From the diary of Albrecht Dürer...
27 August 1520
"At Brussels is a very spledid Townhall, large and covered with beautiful carved stonework, and it has a noble, open tower....I Saw the things which have been brough to the King from the new land of gold, a sun all of gold...and a moon all of silver of the same size, also two rooms full of armor of the people there, and all manner of wondrous weapos of theirs, harness and darts, very strange clothing, beds, and all kinds of wonderful objects of human use, much better work theeing than prodigies [myths, fairy tales].... All the days of my life I have seen nothing that rejoiced my heart so much as these things, for I saw amongst them wonder works of art, and I marvelled at the subtle Ingenia of men in foreign lands. Indeed I cannot express all that I thought there."
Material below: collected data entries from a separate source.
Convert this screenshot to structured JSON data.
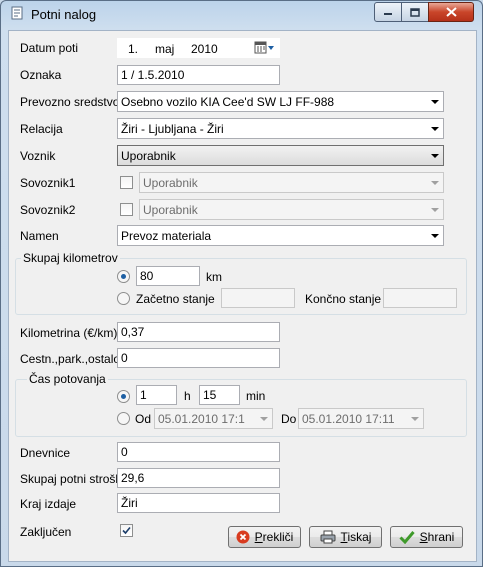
{
  "window": {
    "title": "Potni nalog"
  },
  "form": {
    "datum_poti": {
      "label": "Datum poti",
      "day": "1.",
      "month": "maj",
      "year": "2010"
    },
    "oznaka": {
      "label": "Oznaka",
      "value": "1 / 1.5.2010"
    },
    "prevozno_sredstvo": {
      "label": "Prevozno sredstvo",
      "value": "Osebno vozilo KIA Cee'd SW LJ FF-988"
    },
    "relacija": {
      "label": "Relacija",
      "value": "Žiri - Ljubljana - Žiri"
    },
    "voznik": {
      "label": "Voznik",
      "value": "Uporabnik"
    },
    "sovoznik1": {
      "label": "Sovoznik1",
      "value": "Uporabnik",
      "checked": false
    },
    "sovoznik2": {
      "label": "Sovoznik2",
      "value": "Uporabnik",
      "checked": false
    },
    "namen": {
      "label": "Namen",
      "value": "Prevoz materiala"
    },
    "skupaj_km": {
      "legend": "Skupaj kilometrov",
      "km_value": "80",
      "km_unit": "km",
      "start_label": "Začetno stanje",
      "end_label": "Končno stanje",
      "selected": "km"
    },
    "kilometrina": {
      "label": "Kilometrina (€/km)",
      "value": "0,37"
    },
    "cestnina": {
      "label": "Cestn.,park.,ostalo",
      "value": "0"
    },
    "cas_potovanja": {
      "legend": "Čas potovanja",
      "hours": "1",
      "h_unit": "h",
      "minutes": "15",
      "min_unit": "min",
      "od_label": "Od",
      "od_value": "05.01.2010  17:1",
      "do_label": "Do",
      "do_value": "05.01.2010  17:11",
      "selected": "duration"
    },
    "dnevnice": {
      "label": "Dnevnice",
      "value": "0"
    },
    "skupaj_stroski": {
      "label": "Skupaj potni stroški",
      "value": "29,6"
    },
    "kraj_izdaje": {
      "label": "Kraj izdaje",
      "value": "Žiri"
    },
    "zakljucen": {
      "label": "Zaključen",
      "checked": true
    }
  },
  "buttons": {
    "preklici": {
      "label_u": "P",
      "label_rest": "rekliči"
    },
    "tiskaj": {
      "label_u": "T",
      "label_rest": "iskaj"
    },
    "shrani": {
      "label_u": "S",
      "label_rest": "hrani"
    }
  },
  "colors": {
    "cancel_icon": "#d83b1f",
    "ok_check": "#3f9a2b",
    "radio_dot": "#1d5fa3"
  }
}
Dürer had traveled to Brussels to secure the patronage of the Charles V and to paint the King's portrait. But while there, he had occasion to view the objects sent back from the conquest of "the new golden land" – Mexico.
The dominant discourse at the time portrayed the New World as an object of commercial exploitation, and its inhabitants as savages. Lacking any context to understand the cultures found there, Dürer nonetheless wrote that the works that he saw were, "more beautiful to me than miracles."
Transported and Translated: Arts of the Ancient Americas, on view at the Mount Holyoke College Art Museum 8 February-12 June 2011, introduces the visitor to the visually rich cultures that occupied Mesoamerica and the Andean region of South America from roughly 300 BCE to the time of the Spanish conquest in the early 16th century.